Buyers of homes in projects that are under construction, especially those that are delayed, might be in for some cheer as builders may speed up work to avoid stringent provisions of the new real estate regulatory bill.
The bill, which seeks to protect the rights of home buyers, mandates registration of projects, including those that have not got completion or occupancy certificates.
Registration will require builders to set aside funds collected from buyers and pay interest in case of delays. Experts said registration of projects may still be some 15-18 months away, enough time for those that are currently 60-70% complete to finish. Of 17,000 projects under construction in the top 27 cities, 56% are at least 60% complete, according to property research firm Liases Foras.
“The real estate bill would be an additional cause to finish construction quickly as registering existing projects might delay them further,” said Niranjan Hiranandani, managing director of Mumbai-based Hiranandani group. “Builders will want to use this time to complete projects so that they have less regulation.”
The Real Estate (Regulation and Development) Bill has been passed by both houses of parliament and once it receives the assent of the President, the section dealing with setting up of the regulatory authorities in the states within one year will be notified first.
Once the authorities are in place, sections related to the registration of real estate projects and real estate agents and the functions and duties of promoters will be notified. Completion of projects will depend on many factors, including lining up financing.
Shiv Priya, executive director at Amrapali Group, which has many projects across the country that are 60-70% complete, says it will try to speed up construction to keep put of the ambit of the bill. When projects under construction register with the regulator, they need to follow the same rules as new projects.
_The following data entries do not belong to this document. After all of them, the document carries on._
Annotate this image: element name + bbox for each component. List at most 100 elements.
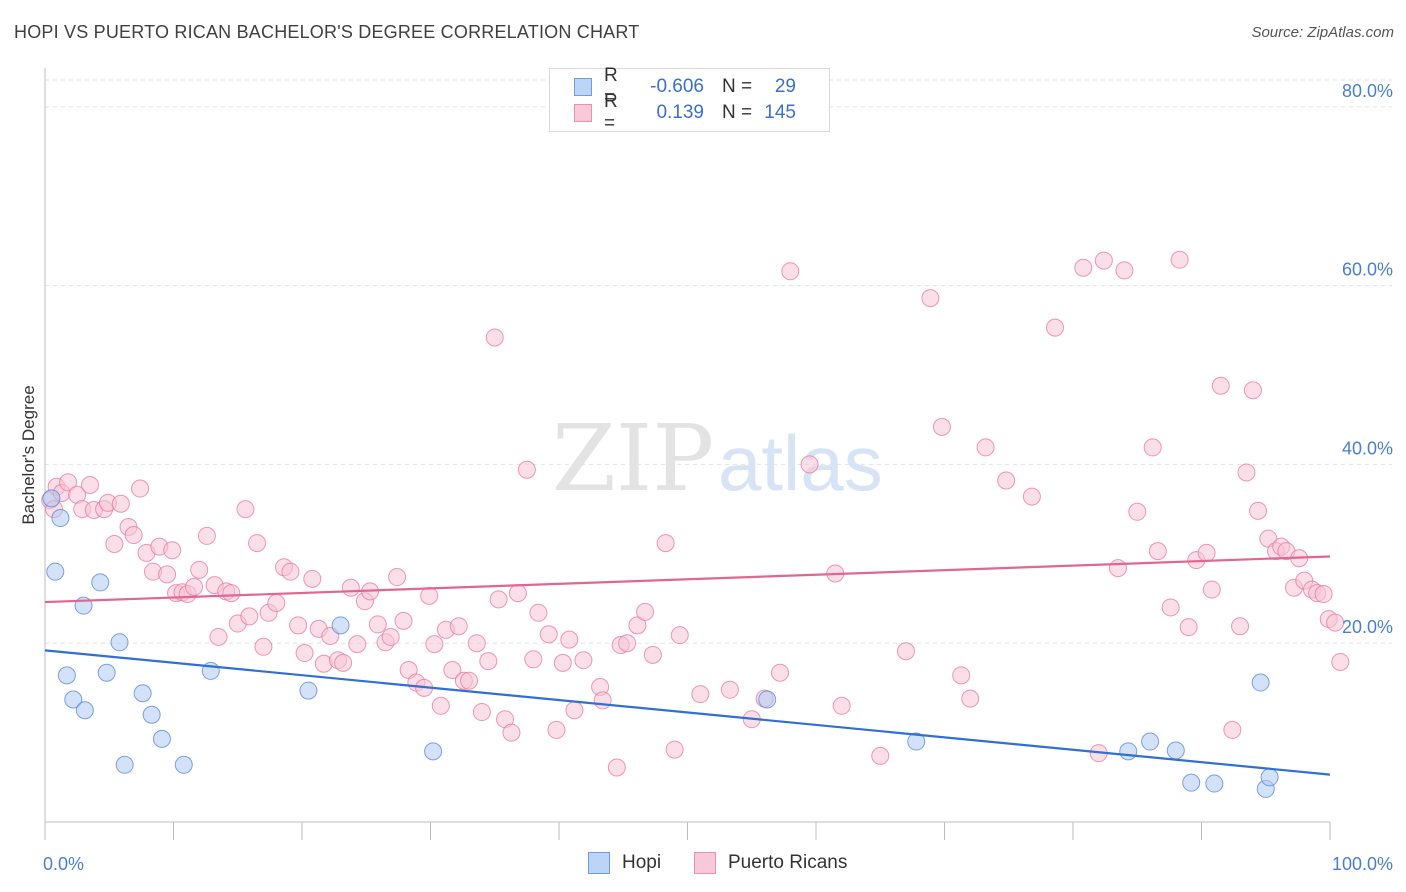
puerto-rican-point — [59, 473, 78, 492]
x-tick-label-min: 0.0% — [43, 854, 84, 874]
puerto-rican-point — [665, 740, 684, 759]
puerto-rican-point — [394, 611, 413, 630]
legend-row-puerto-ricans: R = 0.139 N = 145 — [574, 91, 796, 134]
puerto-rican-point — [1170, 250, 1189, 269]
y-tick-label: 60.0% — [1342, 260, 1393, 280]
puerto-rican-point — [524, 650, 543, 669]
puerto-rican-point — [952, 666, 971, 685]
puerto-rican-point — [643, 645, 662, 664]
puerto-rican-point — [921, 289, 940, 308]
axes — [44, 68, 1331, 840]
puerto-rican-point — [636, 602, 655, 621]
puerto-rican-point — [472, 703, 491, 722]
hopi-point — [758, 690, 777, 709]
puerto-rican-point — [1231, 617, 1250, 636]
hopi-point — [1182, 773, 1201, 792]
puerto-rican-point — [961, 689, 980, 708]
hopi-point — [91, 573, 110, 592]
puerto-rican-point — [574, 651, 593, 670]
puerto-rican-point — [1197, 543, 1216, 562]
legend-item-hopi[interactable]: Hopi — [588, 852, 661, 874]
puerto-rican-point — [871, 746, 890, 765]
puerto-rican-point — [1108, 559, 1127, 578]
puerto-rican-point — [1143, 438, 1162, 457]
puerto-ricans-legend-swatch — [694, 852, 716, 874]
puerto-rican-point — [1243, 381, 1262, 400]
puerto-rican-point — [1148, 542, 1167, 561]
legend-row-hopi: R = -0.606 N = 29 — [574, 65, 796, 108]
puerto-rican-point — [105, 534, 124, 553]
hopi-trend-line — [44, 649, 1331, 776]
watermark-atlas: atlas — [718, 419, 883, 507]
axis-labels: 20.0% 40.0% 60.0% 80.0% 0.0% 100.0% Bachelor's… — [19, 81, 1393, 874]
watermark-zip: ZIP — [552, 405, 714, 512]
puerto-rican-point — [539, 625, 558, 644]
puerto-rican-point — [420, 586, 439, 605]
hopi-point — [1251, 673, 1270, 692]
n-label: N = — [722, 102, 753, 123]
puerto-rican-point — [670, 626, 689, 645]
puerto-rican-point — [425, 635, 444, 654]
puerto-rican-point — [932, 417, 951, 436]
puerto-rican-point — [508, 584, 527, 603]
puerto-rican-point — [111, 494, 130, 513]
hopi-point — [142, 705, 161, 724]
puerto-rican-point — [1161, 598, 1180, 617]
puerto-rican-point — [443, 661, 462, 680]
puerto-rican-point — [1223, 720, 1242, 739]
puerto-rican-point — [1331, 652, 1350, 671]
puerto-rican-point — [281, 562, 300, 581]
watermark: ZIP atlas — [552, 405, 883, 512]
puerto-ricans-legend-label: Puerto Ricans — [728, 852, 848, 873]
puerto-rican-point — [209, 627, 228, 646]
puerto-rican-point — [388, 568, 407, 587]
puerto-ricans-swatch — [574, 104, 592, 122]
puerto-rican-point — [1074, 258, 1093, 277]
legend-item-puerto-ricans[interactable]: Puerto Ricans — [694, 852, 847, 874]
hopi-point — [1166, 741, 1185, 760]
hopi-point — [57, 666, 76, 685]
puerto-rican-point — [781, 262, 800, 281]
puerto-rican-point — [348, 635, 367, 654]
puerto-rican-point — [303, 569, 322, 588]
hopi-point — [1260, 768, 1279, 787]
hopi-point — [51, 509, 70, 528]
puerto-rican-point — [1128, 502, 1147, 521]
puerto-ricans-trend-line — [44, 555, 1331, 604]
puerto-rican-point — [131, 479, 150, 498]
puerto-rican-point — [1202, 580, 1221, 599]
puerto-rican-point — [248, 534, 267, 553]
y-tick-label: 20.0% — [1342, 617, 1393, 637]
puerto-rican-point — [489, 590, 508, 609]
x-tick-label-max: 100.0% — [1332, 854, 1393, 874]
hopi-legend-swatch — [588, 852, 610, 874]
hopi-legend-label: Hopi — [622, 852, 662, 873]
puerto-rican-point — [289, 616, 308, 635]
y-tick-label: 80.0% — [1342, 81, 1393, 101]
source-label: Source: ZipAtlas.com — [1251, 24, 1394, 41]
puerto-rican-point — [997, 471, 1016, 490]
puerto-rican-point — [163, 541, 182, 560]
hopi-point — [110, 633, 129, 652]
puerto-rican-point — [449, 617, 468, 636]
n-label: N = — [722, 76, 753, 97]
puerto-rican-point — [976, 438, 995, 457]
puerto-ricans-points — [41, 250, 1350, 777]
hopi-point — [64, 690, 83, 709]
n-value: 145 — [764, 102, 796, 123]
puerto-rican-point — [547, 720, 566, 739]
hopi-point — [299, 681, 318, 700]
puerto-rican-point — [431, 696, 450, 715]
puerto-rican-point — [618, 634, 637, 653]
hopi-point — [46, 562, 65, 581]
puerto-rican-point — [190, 560, 209, 579]
hopi-point — [1119, 742, 1138, 761]
hopi-point — [97, 663, 116, 682]
puerto-rican-point — [1094, 251, 1113, 270]
puerto-rican-point — [720, 680, 739, 699]
stats-legend: R = -0.606 N = 29 R = 0.139 N = 145 — [549, 65, 830, 134]
chart-title: HOPI VS PUERTO RICAN BACHELOR'S DEGREE C… — [14, 22, 640, 42]
puerto-rican-point — [334, 653, 353, 672]
puerto-rican-point — [1314, 585, 1333, 604]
Builders have to deposit 70% of the amount collected from buyers in a separate account to cover the cost of construction, including land. Developers will also have to pay the same interest rate for any delays on their part as buyers do when their payments to the builder are late, among other provisions.
Getamber Anand, national president of the Confederation of Real Estate Developers Associations of India, said the desire of developers will be to complete existing projects in the window available to them.
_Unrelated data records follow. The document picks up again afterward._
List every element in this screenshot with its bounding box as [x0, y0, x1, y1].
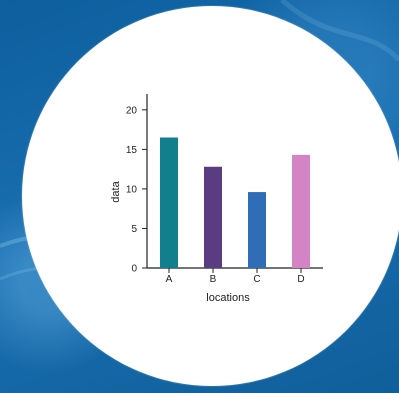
- bar-b: [204, 166, 222, 268]
- y-tick-label: 20: [126, 105, 138, 116]
- bar-c: [248, 192, 266, 268]
- y-tick-label: 15: [126, 145, 138, 156]
- x-tick-label: B: [210, 274, 217, 285]
- plot-layer: 0 5 10 15 20 A B C D: [126, 94, 323, 285]
- x-axis-title: locations: [206, 292, 250, 304]
- bar-d: [292, 154, 310, 268]
- y-tick-label: 0: [131, 264, 137, 275]
- y-tick-label: 5: [131, 224, 137, 235]
- x-tick-label: D: [297, 274, 304, 285]
- y-axis-title: data: [110, 180, 122, 202]
- x-tick-label: A: [166, 274, 173, 285]
- bar-a: [160, 137, 178, 268]
- y-tick-label: 10: [126, 184, 138, 195]
- x-tick-label: C: [253, 274, 260, 285]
Anand said 15-18 months is adequate to finish projects that are about 60% complete, provided everything else falls into place, notably completion certificates and other post-completion approvals that local authorities have to provide but usually get delayed.
If the pace of construction picks up, it could revive demand for building materials such as cement and steel, pushing economic growth, said Pankaj Kapoor, managing director of Liases Foras.
Kapoor cautions that a lot will depend on how builders manage to finance their projects, considering that many of them have been strapped for cash for some time.